I was sick for a while, just curled up on the side of the road. I remember that much and one day I decided I had enough.
So I walked to the nearest bridge I knew. Don't know how I managed to drag myself there but I did. I don't know how long I had been leaning against the railing just….staring out on the city.
God I hated there. Nothing but shitty memories.
Then he walked up beside me.
I can't for the life of me remember his face or even his voice but he was my savior.
"Tell me kid, you gonna jump or what?"
I was so lost in the question. Was I really going to just take the plunge? I really wanted to end things then and there but...I was scared.
Of dying that is.
After a while the man just chuckled at my inaction.
"Tell me son, do you feel sorry for yourself?"
I just nodded back. God I felt like shit.
"What do you like the most in this world?"

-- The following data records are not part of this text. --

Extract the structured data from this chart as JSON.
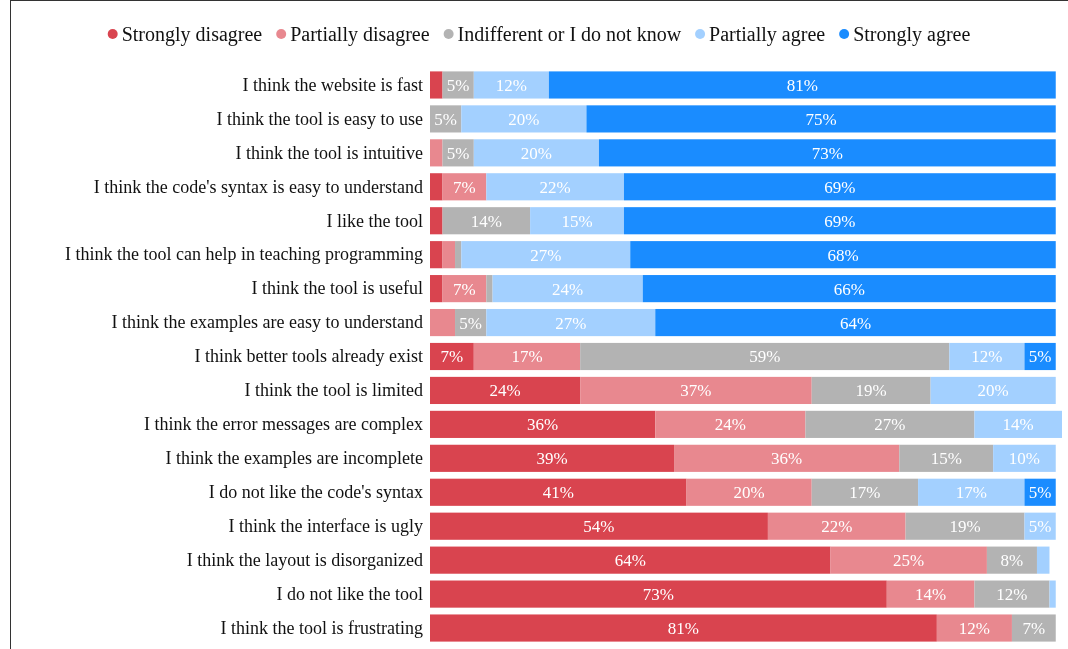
{
  "chart_data": {
    "type": "bar",
    "orientation": "horizontal",
    "stacked": true,
    "legend": "top",
    "tick_labels": "y",
    "xlim": [
      0,
      101
    ],
    "categories": [
      "I think the website is fast",
      "I think the tool is easy to use",
      "I think the tool is intuitive",
      "I think the code's syntax is easy to understand",
      "I like the tool",
      "I think the tool can help in teaching programming",
      "I think the tool is useful",
      "I think the examples are easy to understand",
      "I think better tools already exist",
      "I think the tool is limited",
      "I think the error messages are complex",
      "I think the examples are incomplete",
      "I do not like the code's syntax",
      "I think the interface is ugly",
      "I think the layout is disorganized",
      "I do not like the tool",
      "I think the tool is frustrating"
    ],
    "series": [
      {
        "name": "Strongly disagree",
        "color": "#d9444f",
        "values": [
          2,
          0,
          0,
          2,
          2,
          2,
          2,
          0,
          7,
          24,
          36,
          39,
          41,
          54,
          64,
          73,
          81
        ],
        "value_labels": [
          null,
          null,
          null,
          null,
          null,
          null,
          null,
          null,
          "7%",
          "24%",
          "36%",
          "39%",
          "41%",
          "54%",
          "64%",
          "73%",
          "81%"
        ]
      },
      {
        "name": "Partially disagree",
        "color": "#e8888f",
        "values": [
          0,
          0,
          2,
          7,
          0,
          2,
          7,
          4,
          17,
          37,
          24,
          36,
          20,
          22,
          25,
          14,
          12
        ],
        "value_labels": [
          null,
          null,
          null,
          "7%",
          null,
          null,
          "7%",
          null,
          "17%",
          "37%",
          "24%",
          "36%",
          "20%",
          "22%",
          "25%",
          "14%",
          "12%"
        ]
      },
      {
        "name": "Indifferent or I do not know",
        "color": "#b3b3b3",
        "values": [
          5,
          5,
          5,
          0,
          14,
          1,
          1,
          5,
          59,
          19,
          27,
          15,
          17,
          19,
          8,
          12,
          7
        ],
        "value_labels": [
          "5%",
          "5%",
          "5%",
          null,
          "14%",
          null,
          null,
          "5%",
          "59%",
          "19%",
          "27%",
          "15%",
          "17%",
          "19%",
          "8%",
          "12%",
          "7%"
        ]
      },
      {
        "name": "Partially agree",
        "color": "#a3d0ff",
        "values": [
          12,
          20,
          20,
          22,
          15,
          27,
          24,
          27,
          12,
          20,
          14,
          10,
          17,
          5,
          2,
          1,
          0
        ],
        "value_labels": [
          "12%",
          "20%",
          "20%",
          "22%",
          "15%",
          "27%",
          "24%",
          "27%",
          "12%",
          "20%",
          "14%",
          "10%",
          "17%",
          "5%",
          null,
          null,
          null
        ]
      },
      {
        "name": "Strongly agree",
        "color": "#1a8cff",
        "values": [
          81,
          75,
          73,
          69,
          69,
          68,
          66,
          64,
          5,
          0,
          0,
          0,
          5,
          0,
          0,
          0,
          0
        ],
        "value_labels": [
          "81%",
          "75%",
          "73%",
          "69%",
          "69%",
          "68%",
          "66%",
          "64%",
          "5%",
          null,
          null,
          null,
          "5%",
          null,
          null,
          null,
          null
        ]
      }
    ]
  }
}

The question threw me off but if I had to guess, it would have to be the sky. I didn't say a word, just pointed my finger to the bright blue sky above me.
"And what do you hate?"
"Everything." I answered immediately and without a thought.
At that point I think I really, truly did hate everything and everyone. He knew this too, I'm sure.
He turned to face me.
"Do you want a place to eat? A place to sleep? Have a family? Not blood related of course but family nonetheless."
I nodded desperately, it was my chance to leave my fate. Change my course in history, even if I didn't really know it at the time.
He leaned closer to me.
"I can give you a purpose in this world. It is just one though. Want to know what it is?"
I nodded again.
"Revenge, on the world itself. Everything will be set to zero after we're done." He extended his hand. "Will you join us?"
There was no hesitation. I was saved so I took his hand.
He gave me a terrifying smile. Something I tried to mimic many times.
"Welcome to the Grey Men."
He opened his eyes after retelling his origin tale. They were all there, his comrades, giving him a mixture of looks. Of sadness or of shock or something else entirely.
He just offered a small sad smile in return.
"My name is Johan 'Blaze' Mattis….and I'm a traitor."